Reputation: 141
I am reading in another perl file and trying to find all strings surrounded by quotations within the file, single or multiline. I've matched all the single lines fine but I can't match the mulitlines without printing the entire line out, when I just want the string itself. For example, heres a snippet of what I'm reading in:
#!/usr/bin/env perl
use warnings;
use strict;
# assign variable
my $string = 'Hello World!';
my $string4 = "chmod";
my $string3 = "This is a fun
multiple line string, please match";
so the output I'd like is
'Hello World!';
"chmod";
"This is a fun multiple line string, please match";
but I am getting:
'Hello World!';
my $string4 = "chmod";
my $string3 = "This is a fun
multiple line string, please match";
This is the code I am using to find the strings - all file content is stored in @contents:
my @strings_found = ();
my $line;
for(@contents) {
$line .= $_;
}
if($line =~ /(['"](.?)*["'])/s) {
push @strings_found,$1;
}
print @strings_found;
I am guessing I am only getting 'Hello World!'; correctly because I am using the $1 but I am not sure how else to find the others without looping line by line, which I would think would make it hard to find the multi line string as it doesn't know what the next line is.

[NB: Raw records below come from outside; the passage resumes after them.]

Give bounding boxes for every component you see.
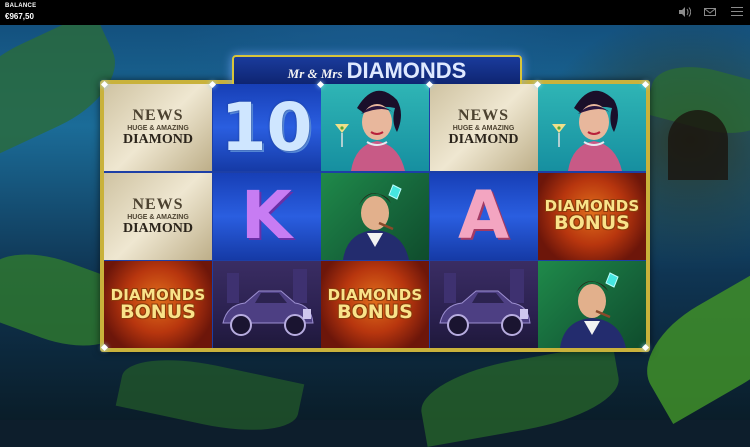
ten-rank-label: 10	[220, 88, 313, 166]
vintage-car-icon	[438, 269, 531, 336]
logo-prefix: Mr & Mrs	[287, 66, 343, 81]
reel-grid[interactable]: NEWS HUGE & AMAZING DIAMOND 10 NEWS HUGE…	[104, 84, 646, 348]
mrs-diamonds-symbol	[538, 84, 646, 171]
mr-diamonds-symbol	[538, 261, 646, 348]
ten-symbol: 10	[212, 84, 321, 171]
newspaper-body: DIAMOND	[123, 132, 193, 147]
ace-symbol: A	[429, 172, 538, 260]
leaf-decoration	[115, 346, 305, 444]
newspaper-subline: HUGE & AMAZING	[452, 125, 515, 132]
newspaper-symbol: NEWS HUGE & AMAZING DIAMOND	[104, 84, 212, 171]
man-with-cigar-icon	[343, 183, 409, 260]
vintage-car-icon	[221, 269, 314, 336]
mr-diamonds-symbol	[321, 172, 429, 260]
newspaper-headline: NEWS	[457, 107, 510, 124]
balance-label: BALANCE	[5, 3, 37, 9]
newspaper-body: DIAMOND	[448, 132, 519, 147]
woman-with-martini-icon	[552, 90, 622, 171]
leaf-decoration	[415, 343, 625, 447]
newspaper-symbol: NEWS HUGE & AMAZING DIAMOND	[104, 172, 212, 260]
bonus-line-2: BONUS	[337, 300, 413, 323]
game-logo: Mr & Mrs DIAMONDS	[232, 55, 522, 87]
top-bar: BALANCE €967,50	[0, 0, 750, 25]
vintage-car-symbol	[429, 261, 538, 348]
diamonds-bonus-symbol: DIAMONDS BONUS	[104, 261, 212, 348]
sound-icon[interactable]	[678, 7, 691, 17]
newspaper-subline: HUGE & AMAZING	[127, 125, 189, 132]
mrs-diamonds-symbol	[321, 84, 429, 171]
ace-rank-label: A	[457, 177, 510, 254]
newspaper-body: DIAMOND	[123, 220, 193, 236]
king-rank-label: K	[240, 177, 293, 254]
menu-icon[interactable]	[731, 7, 743, 19]
newspaper-subline: HUGE & AMAZING	[127, 213, 189, 221]
diamonds-bonus-symbol: DIAMONDS BONUS	[538, 172, 646, 260]
bonus-line-2: BONUS	[554, 212, 630, 234]
king-symbol: K	[212, 172, 321, 260]
newspaper-symbol: NEWS HUGE & AMAZING DIAMOND	[429, 84, 538, 171]
cave-entrance	[668, 110, 728, 180]
woman-with-martini-icon	[335, 90, 405, 171]
newspaper-headline: NEWS	[132, 107, 184, 124]
logo-name: DIAMONDS	[346, 58, 467, 83]
diamonds-bonus-symbol: DIAMONDS BONUS	[321, 261, 429, 348]
man-with-cigar-icon	[560, 272, 626, 348]
bonus-line-2: BONUS	[120, 300, 196, 323]
newspaper-headline: NEWS	[132, 195, 184, 213]
mail-icon[interactable]	[704, 8, 716, 16]
balance-value: €967,50	[5, 12, 34, 21]
vintage-car-symbol	[212, 261, 321, 348]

I know my regex is reasonably basic and doesn't account for some caveats but I just wanted to get the basic catch most regex working before moving on to more complex situations.
Any pointers as to where I am going wrong?
Upvotes: 1
Views: 15106
Reputation: 35208
Couple big things, you need to search in a while
loop with the g
modifier on your regex. And you also need to turn off greedy matching for what's inside the quotes by using .*?
.
use strict;
use warnings;
my $contents = do {local $/; <DATA>};
my @strings_found = ();
while ($contents =~ /(['"](.*?)["'])/sg) {
push @strings_found, $1;
}
print "$_\n" for @strings_found;
__DATA__
#!/usr/bin/env perl
use warnings;
use strict;
# assign variable
my $string = 'Hello World!';
my $string4 = "chmod";
my $string3 = "This is a fun
multiple line string, please match";
Outputs
'Hello World!'
"chmod"
"This is a fun
multiple line string, please match"
You aren't the first person to search for help with this homework problem. Here's a more detailed answer I gave to ... well ... you ;) finding words surround by quotations perl
Upvotes: 5
Reputation: 4398
regexp matching (in perl and generally) are greedy by default. So your regexp will match from 1st ' or " to last. Print the length of your @strings_found array. I think it will always be just 1 with the code you have.
Change it to be not greedy by following * with a ? /('"*?["'])/s I think.
It will work in a basic way. Regexps are kindof the wrong way to do this if you want a robust solution. You would want to write parsing code instead for that. If you have different quotes inside a string then greedy will give you the 1 biggest string. Non greedy will give you the smallest strings not caring if start or end quote are different.
Read about greedy and non greedy. Also note the /m multiline modifier. http://perldoc.perl.org/perlre.html#Regular-Expressions
Upvotes: 1